Movieguide® previously reported the new James Bond movie, NO TIME TO DIE, release was pushed back to November. Now, three more titles have been moved to try and mitigate potential losses at the box office.

PETER RABBIT 2: THE RUNAWAY, starring the voices of James Corden and Margot Robbie, was set to hit theaters a weekend before Easter on April 3 in the U.S., and March 27 in Europe. Now, audiences can expect to see the sequel on August 7 worldwide.

The live action/CGI highbred PETER RABBIT was a huge success in 2018 thanks to the global box office.

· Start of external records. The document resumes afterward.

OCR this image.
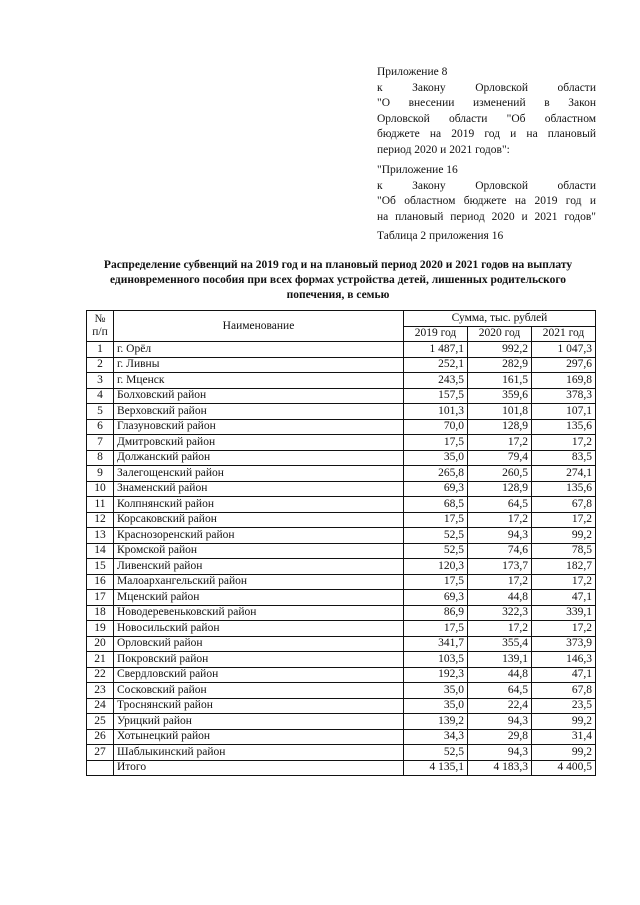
Приложение 8
к Закону Орловской области
"О внесении изменений в Закон
Орловской области "Об областном
бюджете на 2019 год и на плановый
период 2020 и 2021 годов":
"Приложение 16
к Закону Орловской области
"Об областном бюджете на 2019 год и
на плановый период 2020 и 2021 годов"
Таблица 2 приложения 16
Распределение субвенций на 2019 год и на плановый период 2020 и 2021 годов на выплату единовременного пособия при всех формах устройства детей, лишенных родительского попечения, в семью
№
п/п	Наименование	Сумма, тыс. рублей		
		2019 год	2020 год	2021 год
1	г. Орёл	1 487,1	992,2	1 047,3
2	г. Ливны	252,1	282,9	297,6
3	г. Мценск	243,5	161,5	169,8
4	Болховский район	157,5	359,6	378,3
5	Верховский район	101,3	101,8	107,1
6	Глазуновский район	70,0	128,9	135,6
7	Дмитровский район	17,5	17,2	17,2
8	Должанский район	35,0	79,4	83,5
9	Залегощенский район	265,8	260,5	274,1
10	Знаменский район	69,3	128,9	135,6
11	Колпнянский район	68,5	64,5	67,8
12	Корсаковский район	17,5	17,2	17,2
13	Краснозоренский район	52,5	94,3	99,2
14	Кромской район	52,5	74,6	78,5
15	Ливенский район	120,3	173,7	182,7
16	Малоархангельский район	17,5	17,2	17,2
17	Мценский район	69,3	44,8	47,1
18	Новодеревеньковский район	86,9	322,3	339,1
19	Новосильский район	17,5	17,2	17,2
20	Орловский район	341,7	355,4	373,9
21	Покровский район	103,5	139,1	146,3
22	Свердловский район	192,3	44,8	47,1
23	Сосковский район	35,0	64,5	67,8
24	Троснянский район	35,0	22,4	23,5
25	Урицкий район	139,2	94,3	99,2
26	Хотынецкий район	34,3	29,8	31,4
27	Шаблыкинский район	52,5	94,3	99,2
	Итого	4 135,1	4 183,3	4 400,5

International revenue brought in $246 million of the $351 million total, according to the Hollywood Reporter.

The Hollywood Reporter said the pushback comes from Sony believing PETER RABBIT 2 to be an “internationally driven title,” as much of the money poured in from the international box office for its predecessor.

Sony was also concerned with piracy issues and competing with Universal’s TROLLS WORLD TOUR, as that sequel was moved up a week to April 10.

TROLLS WORLD TOUR’s release date was moved many times, but finally landed on Aril 10, thanks to NO TIME TO DIE’s pushback.

STXFilms movie MY SPY was set to release this weekend, but has now been pushed back to April 17. According to Variety, the family flick was pushed back to take advantage of the open weekend thanks to TROLLS WORLD TOUR being moved to April 10.

Finally, at the 11th hour, Paramount pulled A QUIET PLACE PART II from its March 20 North American release date. The studio hasn’t given a new date for when the thriller will hit theaters.

According to the New York Times, the Coronavirus has infected over 800 people in the U.S. with 27 deaths.